Prerequisites: Ruby on Rails, JavaScript/jQuery
Difficulty level: easy
Potential mentors: Liz, Dan Henry
Internationalize publiclab.org
Part of: PublicLab.org
Description: Internationalizing the plots2 codebase is the step required so that publiclab.org can be translated into other languages. Longer story: Internationalization is the process of designing a software application so that it can potentially be adapted to various languages and regions without engineering changes. Localization is the process of adapting internationalized software for a specific region or language by adding locale-specific components and translating text. Localization (which is performed multiple times, for different locales) uses the infrastructure or flexibility provided by internationalization (which is ideally performed only once, or as an integral part of ongoing development). So far, all we have is that you can tag a post or wiki with "lang:es" for spanish, you can see all content in Spanish by going to https://publiclab.org/tag/lang:es . You could do the same with any language code, like "lang:fr". We have also made sure all character sets work in page content, although are not sure about titles, due to URL generation. What would success look like for this project? Once internationalization is in place, people can localize the footer, header, sidebars, menus, posting forms, etc. A related project is to figure out which crowdtranslation platform would be good -- it would be simplest for the existing publiclab community to use github to track changes and versions, however, there are existing really successful platforms for translation especially in Chinese for video content. Finally, we would be able to have subdomains for each language like es.publiclab.org (for espanol) etc.

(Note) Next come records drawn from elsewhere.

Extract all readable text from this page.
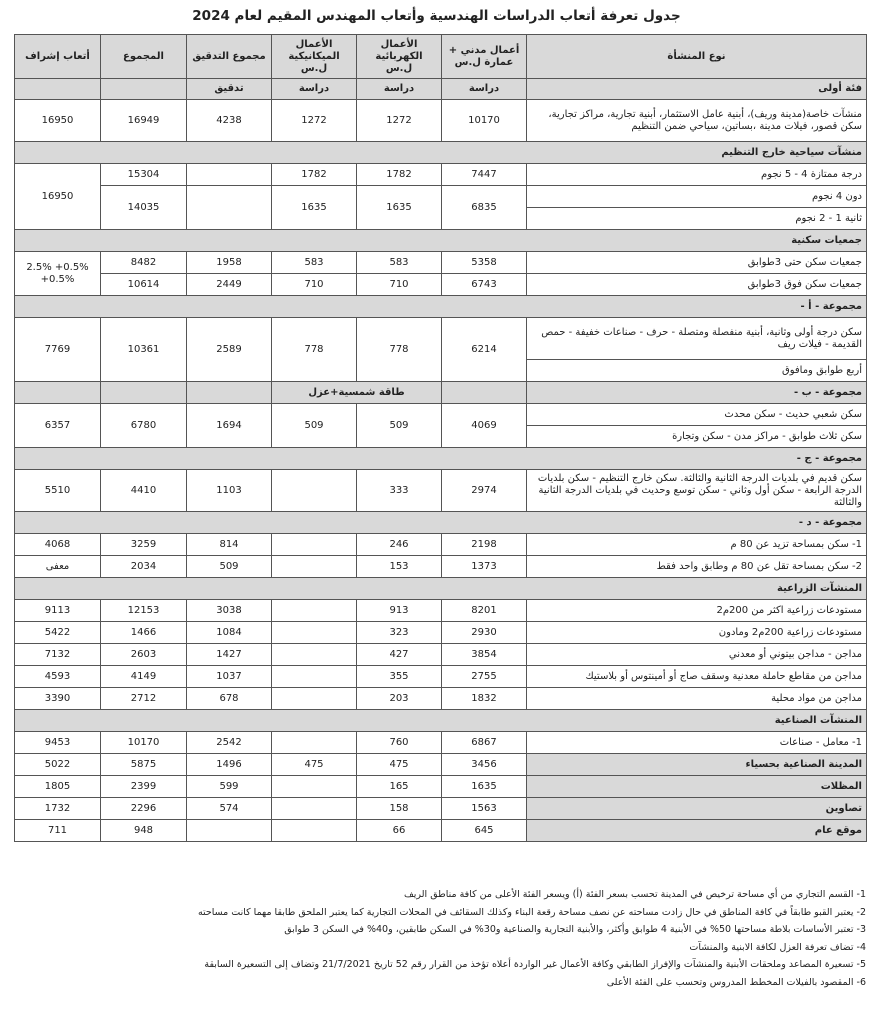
جدول تعرفة أتعاب الدراسات الهندسية وأتعاب المهندس المقيم لعام 2024
نوع المنشأة	أعمال مدني + عمارة ل.س	الأعمال الكهربائية ل.س	الأعمال الميكانيكية ل.س	مجموع التدقيق	المجموع	أتعاب إشراف
فئة أولى	دراسة	دراسة	دراسة	تدقيق		
منشآت خاصة(مدينة وريف)، أبنية عامل الاستثمار، أبنية تجارية، مراكز تجارية، سكن قصور، فيلات مدينة ،بساتين، سياحي ضمن التنظيم	10170	1272	1272	4238	16949	16950
منشآت سياحية خارج التنظيم						
درجة ممتازة 4 - 5 نجوم	7447	1782	1782		15304	16950
دون 4 نجوم	6835	1635	1635		14035	
ثانية 1 - 2 نجوم						
جمعيات سكنية						
جمعيات سكن حتى 3طوابق	5358	583	583	1958	8482	0.5%+ 2.5% 0.5%+
جمعيات سكن فوق 3طوابق	6743	710	710	2449	10614	
مجموعة - أ -						
سكن درجة أولى وثانية، أبنية منفصلة ومتصلة - حرف - صناعات خفيفة - حمص القديمة - فيلات ريف	6214	778	778	2589	10361	7769
أربع طوابق ومافوق						
مجموعة - ب -		طاقة شمسية+عزل				
سكن شعبي حديث - سكن محدث	4069	509	509	1694	6780	6357
سكن ثلاث طوابق - مراكز مدن - سكن وتجارة						
مجموعة - ج -						
سكن قديم في بلديات الدرجة الثانية والثالثة. سكن خارج التنظيم - سكن بلديات الدرجة الرابعة - سكن أول وثاني - سكن توسع وحديث في بلديات الدرجة الثانية والثالثة	2974	333		1103	4410	5510
مجموعة - د -						
1- سكن بمساحة تزيد عن 80 م	2198	246		814	3259	4068
2- سكن بمساحة تقل عن 80 م وطابق واحد فقط	1373	153		509	2034	معفى
المنشآت الزراعية						
مستودعات زراعية اكثر من 200م2	8201	913		3038	12153	9113
مستودعات زراعية 200م2 ومادون	2930	323		1084	1466	5422
مداجن - مداجن بيتوني أو معدني	3854	427		1427	2603	7132
مداجن من مقاطع حاملة معدنية وسقف صاج أو أمينتوس أو بلاستيك	2755	355		1037	4149	4593
مداجن من مواد محلية	1832	203		678	2712	3390
المنشآت الصناعية						
1- معامل - صناعات	6867	760		2542	10170	9453
المدينة الصناعية بحسياء	3456	475	475	1496	5875	5022
المظلات	1635	165		599	2399	1805
تصاوين	1563	158		574	2296	1732
موقع عام	645	66			948	711
1- القسم التجاري من أي مساحة ترخيص في المدينة تحسب بسعر الفئة (أ) ويسعر الفئة الأعلى من كافة مناطق الريف
2- يعتبر القبو طابقاً في كافة المناطق في حال زادت مساحته عن نصف مساحة رقعة البناء وكذلك السقائف في المحلات التجارية كما يعتبر الملحق طابقا مهما كانت مساحته
3- تعتبر الأساسات بلاطة مساحتها 50% في الأبنية 4 طوابق وأكثر، والأبنية التجارية والصناعية و30% في السكن طابقين، و40% في السكن 3 طوابق
4- تضاف تعرفة العزل لكافة الابنية والمنشآت
5- تسعيرة المصاعد وملحقات الأبنية والمنشآت والإفراز الطابقي وكافة الأعمال غير الواردة أعلاه تؤخذ من القرار رقم 52 تاريخ 21/7/2021 وتضاف إلى التسعيرة السابقة
6- المقصود بالفيلات المخطط المدروس وتحسب على الفئة الأعلى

List: plots-dev@googlegroups.com
Links:
- start with the footer and header since they are not complex: https://github.com/publiclab/plots2/issues/393
- email thread that has been going on since 2014 (!): https://groups.google.com/forum/#!topic/plots-dev/zv78dEQC42o
- once this project is done, we can choose a platform for actually doing the translations: https://github.com/publiclab/plots2/issues/395
Prerequisites: Ruby on Rails
Difficulty level: easy to tackle the header and footer, but beyond that possibly hard because it would eventually touch almost every part of the template code.